A sessão de releituras inclui músicas de Itamar Assumpção, Mutantes, Herbert Vianna, Roberto Carlos e outros. Neuza, estimulada pelo trabalho dos rapazes, já começa a falar em gravar um CD. Nunca vi um grupo com tal profissionalismo e qualidade. Estou impressionada - diz. A declaração soaria indiferente, não tivesse ela um currículo que inclui uma longa temporada em São Paulo onde desenvolveu projetos musicais ao lado de artistas como Arrigo Barnabé e Itamar Assumpção.
Tanto entusiasmo a fez convidar o Madera para acompanhá-la nas gravações dos poemas musicados do CD Doze (título provisório), programado para sair até o final do ano junto com o livro homônimo, que reúne textos de poetas locais. Sem poder detalhar o projeto, que se encontra ainda em fase de gestação, a cantora adianta que irá participar interpretando um poema de sua autoria, outro de Carlos Ribeiro e mais um a escolher.

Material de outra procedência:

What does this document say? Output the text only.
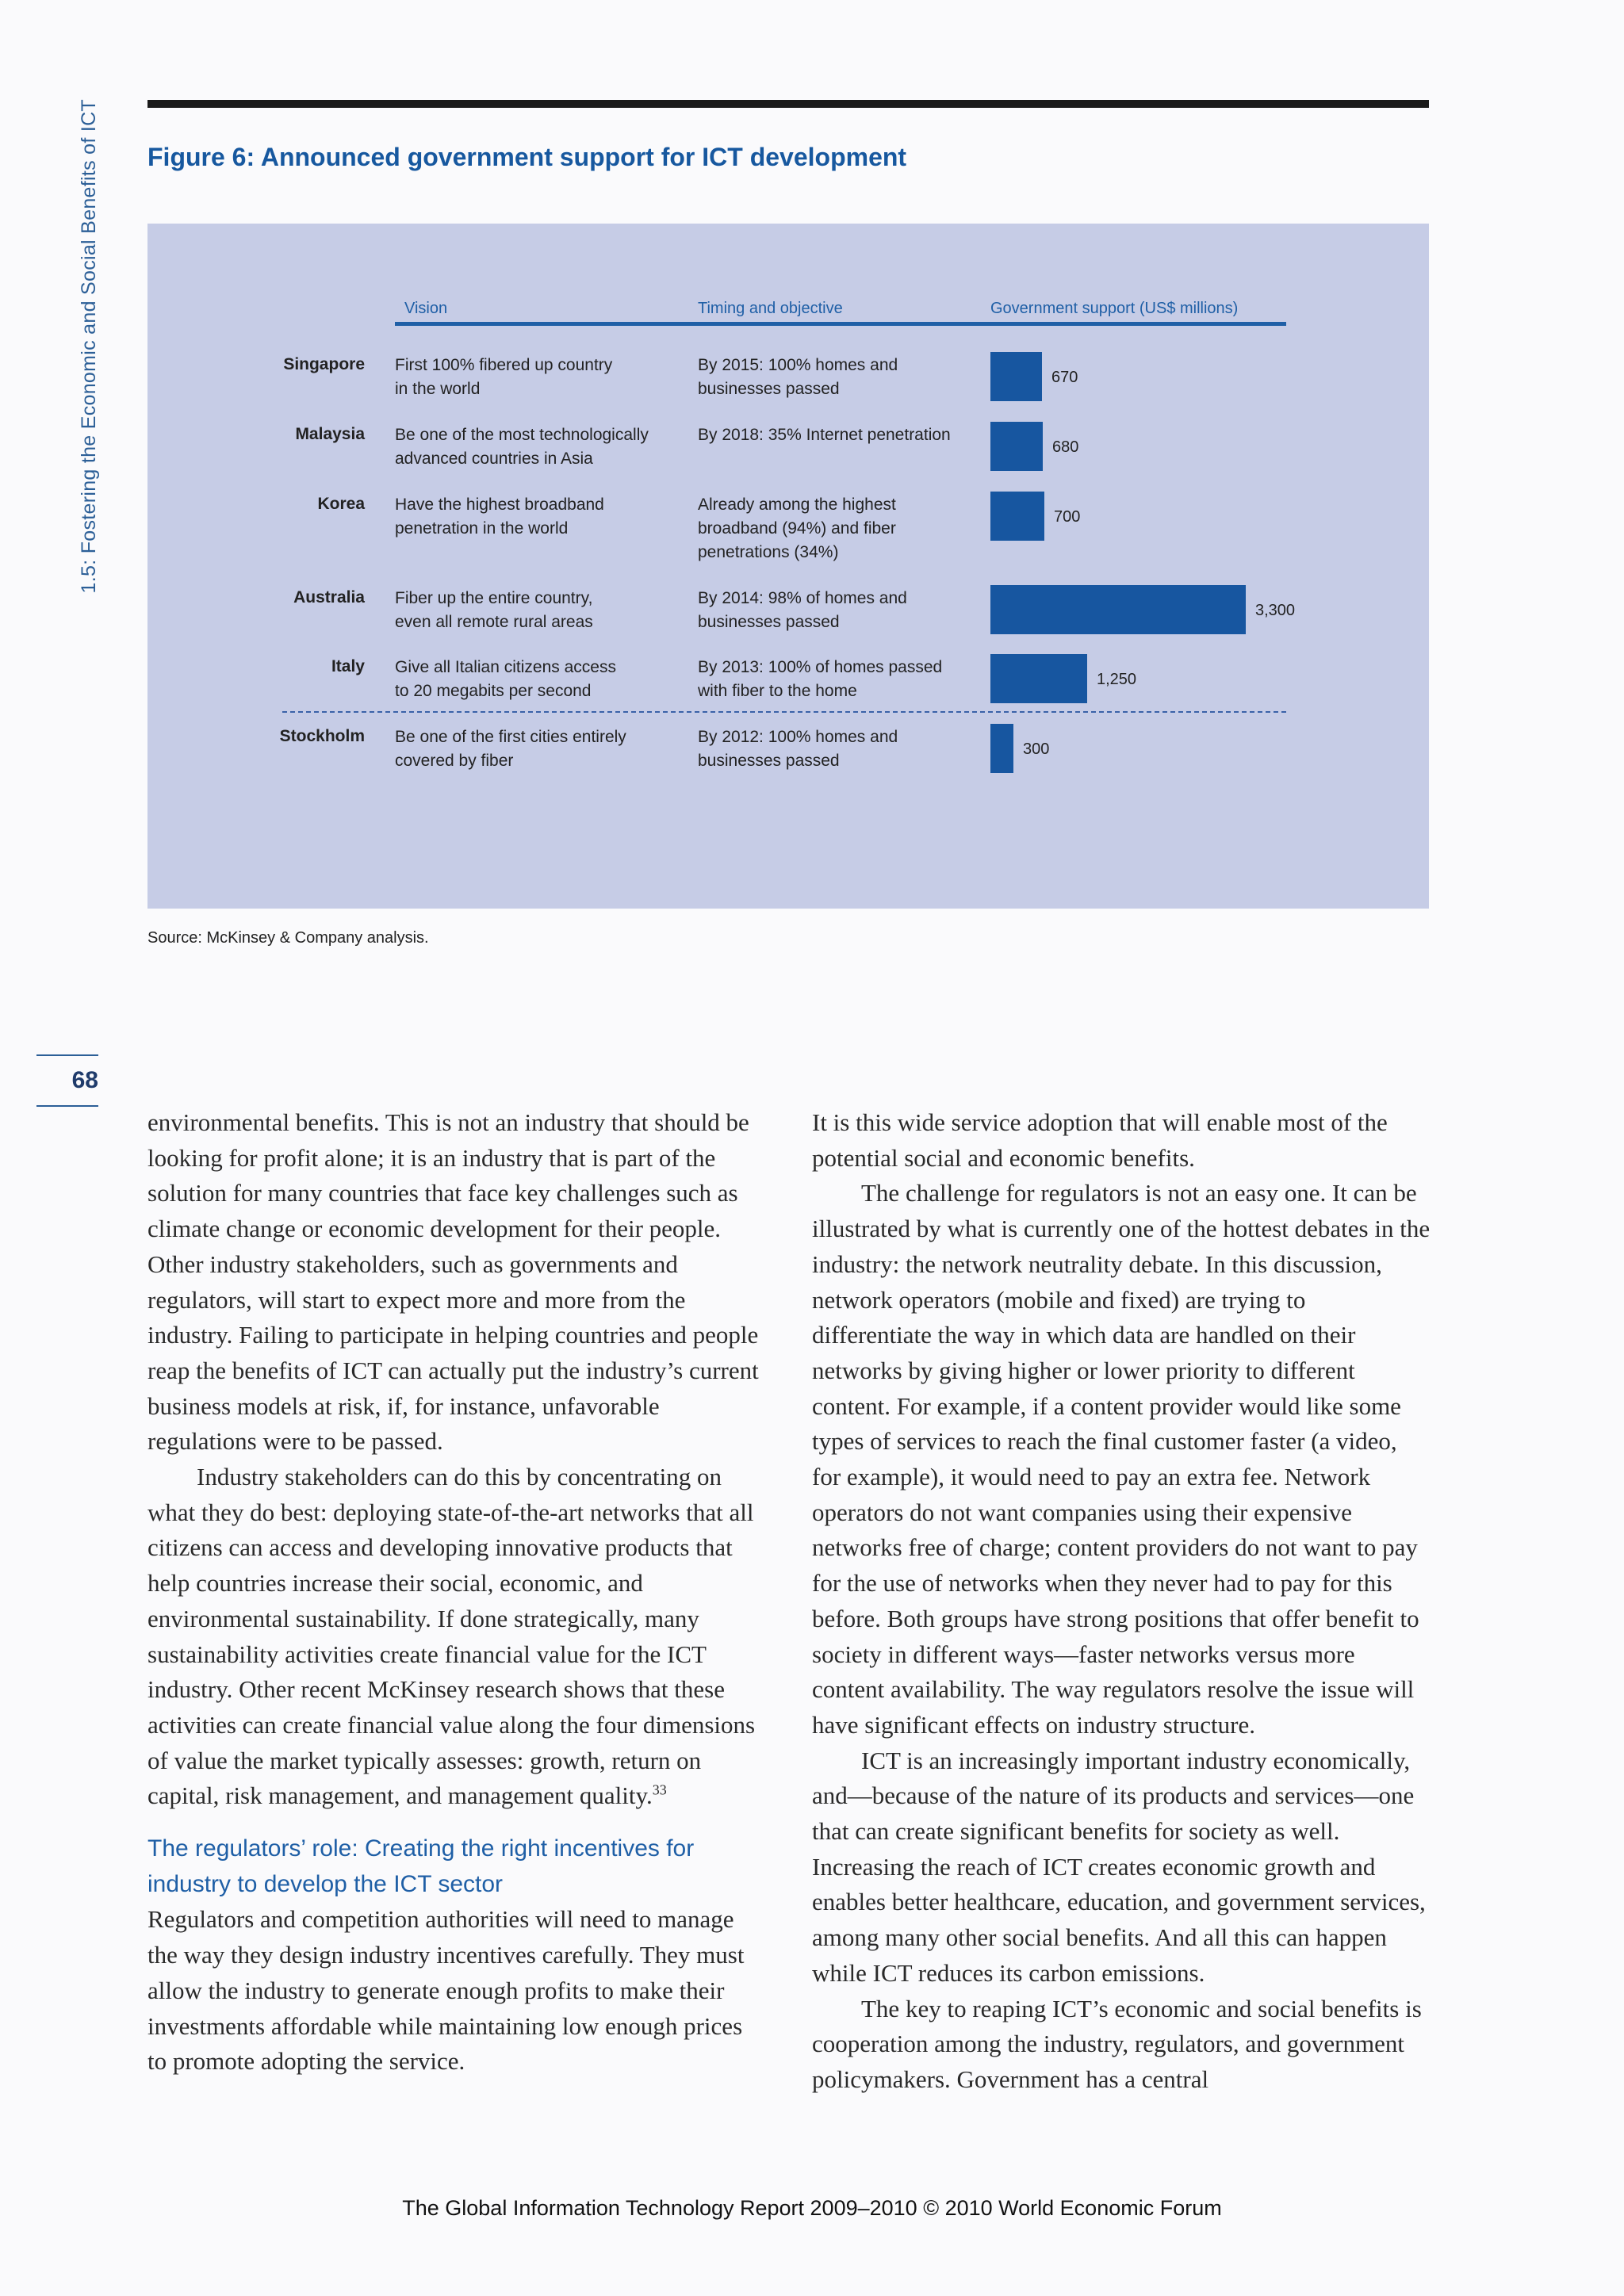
1.5: Fostering the Economic and Social Benefits of ICT
68
Figure 6: Announced government support for ICT development
Vision	Timing and objective	Government support (US$ millions)
Singapore First 100% fibered up country
in the world
By 2015: 100% homes and
businesses passed
670
Malaysia Be one of the most technologically
advanced countries in Asia
By 2018: 35% Internet penetration
680
Korea Have the highest broadband
penetration in the world
Already among the highest
broadband (94%) and fiber
penetrations (34%)
700
Australia Fiber up the entire country,
even all remote rural areas
By 2014: 98% of homes and
businesses passed
3,300
Italy Give all Italian citizens access
to 20 megabits per second
By 2013: 100% of homes passed
with fiber to the home
1,250
Stockholm Be one of the first cities entirely
covered by fiber
By 2012: 100% homes and
businesses passed
300
Source: McKinsey & Company analysis.

environmental benefits. This is not an industry that should be looking for profit alone; it is an industry that is part of the solution for many countries that face key challenges such as climate change or economic development for their people. Other industry stakeholders, such as governments and regulators, will start to expect more and more from the industry. Failing to participate in helping countries and people reap the benefits of ICT can actually put the industry’s current business models at risk, if, for instance, unfavorable regulations were to be passed.

Industry stakeholders can do this by concentrating on what they do best: deploying state-of-the-art networks that all citizens can access and developing innovative products that help countries increase their social, economic, and environmental sustainability. If done strategically, many sustainability activities create financial value for the ICT industry. Other recent McKinsey research shows that these activities can create financial value along the four dimensions of value the market typically assesses: growth, return on capital, risk management, and management quality.$^{33}$

The regulators’ role: Creating the right incentives for industry to develop the ICT sector

Regulators and competition authorities will need to manage the way they design industry incentives carefully. They must allow the industry to generate enough profits to make their investments affordable while maintaining low enough prices to promote adopting the service.

It is this wide service adoption that will enable most of the potential social and economic benefits.

The challenge for regulators is not an easy one. It can be illustrated by what is currently one of the hottest debates in the industry: the network neutrality debate. In this discussion, network operators (mobile and fixed) are trying to differentiate the way in which data are handled on their networks by giving higher or lower priority to different content. For example, if a content provider would like some types of services to reach the final customer faster (a video, for example), it would need to pay an extra fee. Network operators do not want companies using their expensive networks free of charge; content providers do not want to pay for the use of networks when they never had to pay for this before. Both groups have strong positions that offer benefit to society in different ways—faster networks versus more content availability. The way regulators resolve the issue will have significant effects on industry structure.

ICT is an increasingly important industry economically, and—because of the nature of its products and services—one that can create significant benefits for society as well. Increasing the reach of ICT creates economic growth and enables better healthcare, education, and government services, among many other social benefits. And all this can happen while ICT reduces its carbon emissions.

The key to reaping ICT’s economic and social benefits is cooperation among the industry, regulators, and government policymakers. Government has a central

The Global Information Technology Report 2009–2010 © 2010 World Economic Forum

Paralelamente, ela amadurece a idéia da gravação de um CD com composições suas e acompanhamento do grupo londrinense. Isso vai rolar, tem que rolar - diz. Elogiados pela cantora, os integrantes da banda devolvem a cortesia. Ela tem estrela, tem aura, tem essa coisa de estabelecer uma suavidade no palco - observa o baterista Luciano Galbiati.

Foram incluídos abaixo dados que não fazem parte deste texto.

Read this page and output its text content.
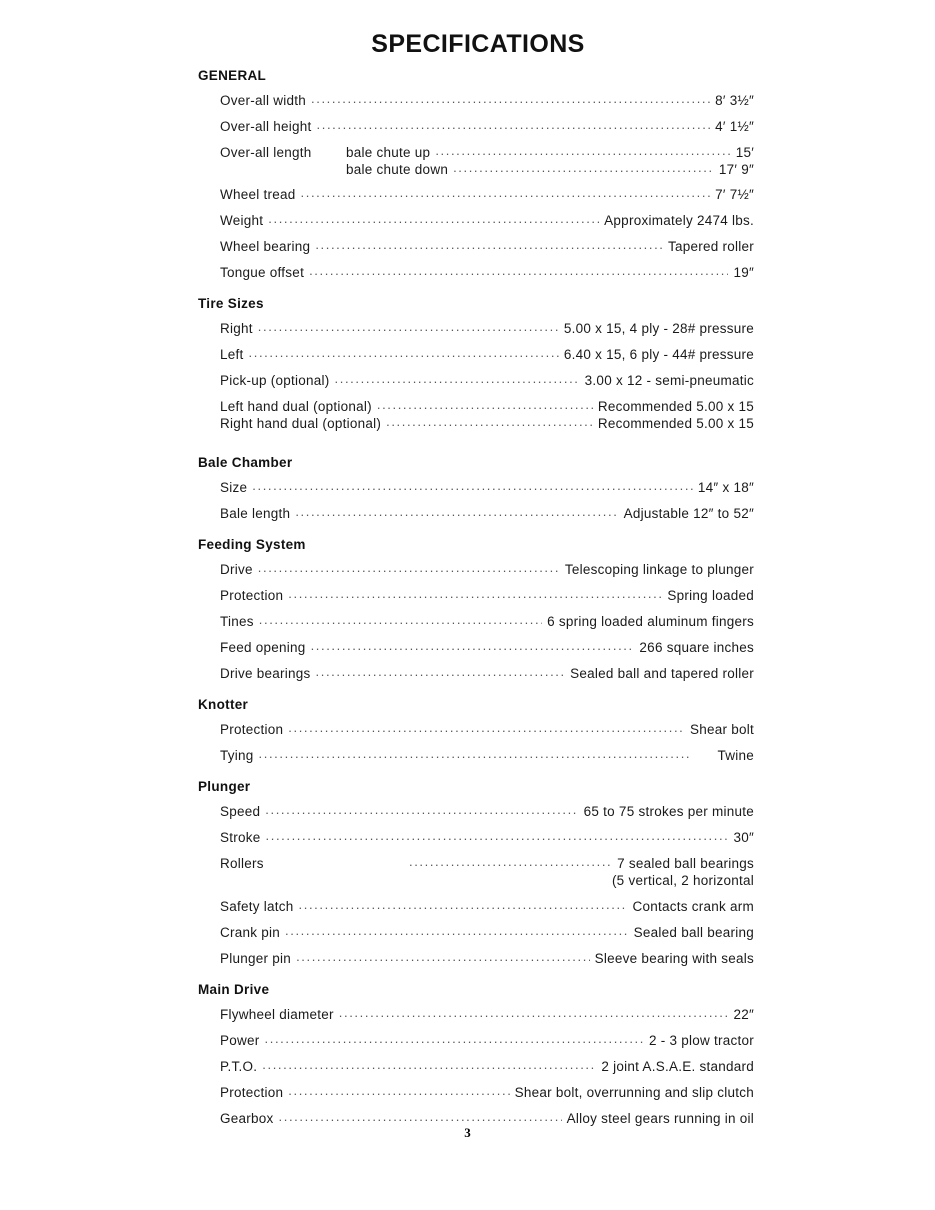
SPECIFICATIONS
GENERAL
Over-all width .....	8′ 3½″
Over-all height .....	4′ 1½″
Over-all length	bale chute up .....	15′
bale chute down .....	17′ 9″
Wheel tread .....	7′ 7½″
Weight .....	Approximately 2474 lbs.
Wheel bearing .....	Tapered roller
Tongue offset .....	19″
Tire Sizes
Right .....	5.00 x 15, 4 ply - 28# pressure
Left .....	6.40 x 15, 6 ply - 44# pressure
Pick-up (optional) .....	3.00 x 12 - semi-pneumatic
Left hand dual (optional) .....	Recommended 5.00 x 15
Right hand dual (optional) .....	Recommended 5.00 x 15
Bale Chamber
Size .....	14″ x 18″
Bale length .....	Adjustable 12″ to 52″
Feeding System
Drive .....	Telescoping linkage to plunger
Protection .....	Spring loaded
Tines .....	6 spring loaded aluminum fingers
Feed opening .....	266 square inches
Drive bearings .....	Sealed ball and tapered roller
Knotter
Protection .....	Shear bolt
Tying .....	Twine
Plunger
Speed .....	65 to 75 strokes per minute
Stroke .....	30″
Rollers .....	7 sealed ball bearings
(5 vertical, 2 horizontal
Safety latch .....	Contacts crank arm
Crank pin .....	Sealed ball bearing
Plunger pin .....	Sleeve bearing with seals
Main Drive
Flywheel diameter .....	22″
Power .....	2 - 3 plow tractor
P.T.O. .....	2 joint A.S.A.E. standard
Protection .....	Shear bolt, overrunning and slip clutch
Gearbox .....	Alloy steel gears running in oil
3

O primeiro show em parceria foi no Projeto Seis e Meia, depois se apresentaram juntos no Valentino e mais recentemente no palco do Cabaret durante o Festival Internacional de Teatro. Para os rapazes, o contato com a cantora só tem acrescentado ao currículo. Ao contrário da maioria dos artistas e grupos locais, o grupo é consciente dos percalços do mercado musical preferindo não se afobar para gravar um disco.
Aqui, muitas bandas entram cruas nos estúdios de gravação - lembra o guitarrista Ângelo Galbiati. Elas juntam 12 músicas e empatam todo o dinheiro num estúdio com um produtor que nem conhece seu trabalho. O resultado é que a banda acaba logo depois da gravação.
A certeira constatação mostra que os rapazes não são presas fáceis de roubadas. Os ingressos para o show de hoje custam R$ 5,00.